Even those outside of higher education have learned that projects at universities and colleges don’t simply wind down during the summer months. Fewer classes and activities—along with fewer people—on campus open up all sorts of possibilities.
At Northeastern, the months between graduation and fall term present the ideal opportunity for IT Services to upgrade classroom and administrative office technology identified as needing a refresh in ITS’s ongoing consultations with the Office of the Provost, Facilities, and other campus partners and leaders.
This past summer, 51 classrooms across Northeastern campuses in Boston, London, and Oakland were modernized, becoming Global Learning Spaces, adding to those created in Seattle and Vancouver earlier in the year. Each learning space provides wireless capabilities and the latest technology: an intuitive touch-screen room control panel; at least one camera, microphone, and large display; and both wired and wireless capabilities for instructors who wish to share content from their own device to the in-room display or with online participants.
The Global Learning Spaces moniker and the classrooms themselves were created in alignment with Northeastern’s goal to have learning spaces where instruction can be delivered anywhere to anyone—and easily. Beyond meeting faculty and student expectations for modern learning environments, the refurbished spaces all adhere to a set of technology standards that fulfill a new vision for a consistent teaching and learning experience across the university’s global campus system, a consistency that makes teaching easier for instructors and learning easier for students.
“These spaces enable faculty to teach globally, from Boston to Vancouver, from Toronto to London, from Charlotte to Oakland,” said Karen McCarthy, ITS’s deputy CIO and associate vice president of ITS operations. “We are committed to being a leading-edge global digital institution that allows us to reach learners across campuses and locations, wherever they may be.”

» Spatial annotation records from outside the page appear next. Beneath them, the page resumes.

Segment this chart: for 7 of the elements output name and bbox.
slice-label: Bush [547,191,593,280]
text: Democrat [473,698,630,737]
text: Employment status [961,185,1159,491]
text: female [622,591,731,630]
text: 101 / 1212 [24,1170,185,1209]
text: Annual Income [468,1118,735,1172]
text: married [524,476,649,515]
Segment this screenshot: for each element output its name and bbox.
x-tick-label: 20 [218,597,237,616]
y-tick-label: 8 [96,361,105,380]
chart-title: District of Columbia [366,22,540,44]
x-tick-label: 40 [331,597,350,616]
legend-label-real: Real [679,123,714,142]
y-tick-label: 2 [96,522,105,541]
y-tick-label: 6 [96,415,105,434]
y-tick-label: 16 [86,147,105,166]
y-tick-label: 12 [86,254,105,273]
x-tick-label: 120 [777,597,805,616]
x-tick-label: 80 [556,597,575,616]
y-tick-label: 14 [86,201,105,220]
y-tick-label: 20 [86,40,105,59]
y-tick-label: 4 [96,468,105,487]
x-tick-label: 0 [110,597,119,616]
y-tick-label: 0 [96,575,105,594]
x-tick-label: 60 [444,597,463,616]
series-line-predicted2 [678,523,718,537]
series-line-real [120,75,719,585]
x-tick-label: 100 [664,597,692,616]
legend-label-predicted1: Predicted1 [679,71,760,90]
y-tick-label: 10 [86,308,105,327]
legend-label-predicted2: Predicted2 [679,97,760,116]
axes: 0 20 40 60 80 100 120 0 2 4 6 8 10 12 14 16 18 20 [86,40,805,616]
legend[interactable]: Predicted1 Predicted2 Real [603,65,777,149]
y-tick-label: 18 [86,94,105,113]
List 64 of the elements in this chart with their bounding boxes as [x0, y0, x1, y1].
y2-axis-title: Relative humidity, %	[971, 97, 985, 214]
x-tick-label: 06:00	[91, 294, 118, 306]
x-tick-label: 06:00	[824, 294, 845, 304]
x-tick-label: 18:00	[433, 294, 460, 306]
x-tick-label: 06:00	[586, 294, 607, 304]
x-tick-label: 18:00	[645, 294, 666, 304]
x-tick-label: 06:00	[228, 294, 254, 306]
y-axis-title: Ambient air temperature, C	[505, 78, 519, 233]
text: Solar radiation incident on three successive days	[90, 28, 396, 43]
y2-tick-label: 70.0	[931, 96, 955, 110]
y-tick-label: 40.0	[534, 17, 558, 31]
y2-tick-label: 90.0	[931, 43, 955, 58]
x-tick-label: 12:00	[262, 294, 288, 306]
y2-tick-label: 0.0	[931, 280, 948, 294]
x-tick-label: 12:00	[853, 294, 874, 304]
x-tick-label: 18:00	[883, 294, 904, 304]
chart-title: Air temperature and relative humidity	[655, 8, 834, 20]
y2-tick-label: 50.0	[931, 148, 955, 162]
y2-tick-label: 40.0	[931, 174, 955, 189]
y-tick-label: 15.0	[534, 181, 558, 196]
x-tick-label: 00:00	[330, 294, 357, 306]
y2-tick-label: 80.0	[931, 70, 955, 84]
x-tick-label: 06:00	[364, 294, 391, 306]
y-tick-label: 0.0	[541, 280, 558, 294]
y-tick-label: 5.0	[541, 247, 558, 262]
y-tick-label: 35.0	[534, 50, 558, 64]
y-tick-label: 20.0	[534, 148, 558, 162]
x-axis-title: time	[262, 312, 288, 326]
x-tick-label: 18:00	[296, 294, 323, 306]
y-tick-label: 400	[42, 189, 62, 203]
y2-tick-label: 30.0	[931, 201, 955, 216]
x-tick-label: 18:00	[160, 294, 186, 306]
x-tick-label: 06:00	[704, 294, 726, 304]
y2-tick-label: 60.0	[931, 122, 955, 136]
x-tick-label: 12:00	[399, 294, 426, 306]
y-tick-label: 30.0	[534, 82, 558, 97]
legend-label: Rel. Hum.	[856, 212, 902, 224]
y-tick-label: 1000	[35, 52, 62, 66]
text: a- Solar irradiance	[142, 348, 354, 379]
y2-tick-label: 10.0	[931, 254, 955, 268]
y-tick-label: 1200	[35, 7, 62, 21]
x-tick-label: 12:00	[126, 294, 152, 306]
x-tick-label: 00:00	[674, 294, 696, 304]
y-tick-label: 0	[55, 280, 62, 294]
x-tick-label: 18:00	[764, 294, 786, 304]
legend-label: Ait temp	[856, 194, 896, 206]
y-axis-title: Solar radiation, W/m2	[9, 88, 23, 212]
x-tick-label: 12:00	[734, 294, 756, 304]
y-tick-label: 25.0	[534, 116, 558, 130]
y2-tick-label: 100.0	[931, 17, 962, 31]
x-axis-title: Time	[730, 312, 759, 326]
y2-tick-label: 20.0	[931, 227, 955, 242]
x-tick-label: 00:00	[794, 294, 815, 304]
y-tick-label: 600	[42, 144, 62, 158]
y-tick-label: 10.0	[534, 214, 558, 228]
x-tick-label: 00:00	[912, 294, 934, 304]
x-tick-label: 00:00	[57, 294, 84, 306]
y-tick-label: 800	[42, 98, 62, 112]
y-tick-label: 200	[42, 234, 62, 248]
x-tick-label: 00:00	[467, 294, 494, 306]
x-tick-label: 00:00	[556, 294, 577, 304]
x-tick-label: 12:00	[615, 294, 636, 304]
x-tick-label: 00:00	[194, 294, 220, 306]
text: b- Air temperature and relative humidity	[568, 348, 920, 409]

Not unexpectedly, the global pandemic drove improvements to teaching and collaboration technology. At the same time, in the global workforce, the increase in the number of employees working in a hybrid manner motivated companies to very quickly create new technology that’s better, less expensive, and easier to use, which transformed how classrooms leveraged it.
By necessity, ITS must thrive in this increasingly fast-paced environment and provide next-generation spaces and equipment. Prior to the start of the spring term and continuing throughout the summer, an additional 100 older classrooms were upgraded with touch panels that have a more intuitive, user-friendly interface. Among the redesigned panel’s many features, faculty overwhelmingly approved of the well-placed help button that, with one tap, alerts the classroom support team and triggers a message that help is on the way. Tapping the button after hours immediately connects instructors to elevated IT Service Desk support.
Along with updating some 150 classrooms this year, ITS also ensures that Northeastern’s employees across colleges and administrative units have access to the latest technology. Because technology standards are in place for classrooms, ITS has been able to quickly move forward with updating collaboration spaces, embracing Microsoft Teams and its full capabilities.
Tuned in to the latest technology and its abilities to streamline day-to-day tasks, a great many employees universitywide have sought ITS’s expertise for moving forward.
“The requests are coming fast and furious for ITS to upgrade administrative and office spaces to Microsoft Teams spaces,” McCarthy said. “Clearly, these requests are driven by an increasingly hybrid working environment and that, at any given time, we have colleagues working collaboratively across multiple Northeastern locations. There’s a real need for these spaces to be fully collaborative, enabling all employees to seamlessly work together, regardless of location.”
In a nutshell, classroom technology is now sought-after for office and team use, which is highly productive because, as workspaces adopt technology used in classrooms, “it all ties together and is becoming easier and easier to use,” McCarthy said. “Employees log on to Teams on their personal computer and join a team meeting in much the same way as they enter a meeting in a collaborative space. And because the technology found in our classrooms is similar, faculty and staff are growing more accustomed to using the technology in all venues for all types of collaboration.”
Beyond the Boston campus, ITS is partnering to launch technology upgrades across all of Northeastern’s global campuses, including Charlotte, London, Oakland, Toronto, and Vancouver. Because of the sheer number of spaces across the university’s global system—and the speed at which technology advances—room technology constitutes a continuous project: Upgrades to existing space and build-outs of new spaces and campuses are always being considered and planned for.
“Every year, ITS and its partners identify those classrooms that are really in need of an upgrade, and we target them for technology updates,” McCarthy said. “The process is ongoing and never stops. Every five years, if not increasingly more often, we need to examine rooms that we’ve already updated to determine if they need to be overhauled or simply refreshed. It’s a continuous process. Everything changes so quickly, and technology can be outdated in as little as three years.”
Notwithstanding technology’s speed of development, ITS is well positioned and equipped to keep pace. And the unit’s work to upgrade learning and office spaces each summer is a significant marker, indicative of its commitment to the vision for Northeastern’s digital transformation: to elevate the faculty and student experience, and to make the work of staff easier and more effortless.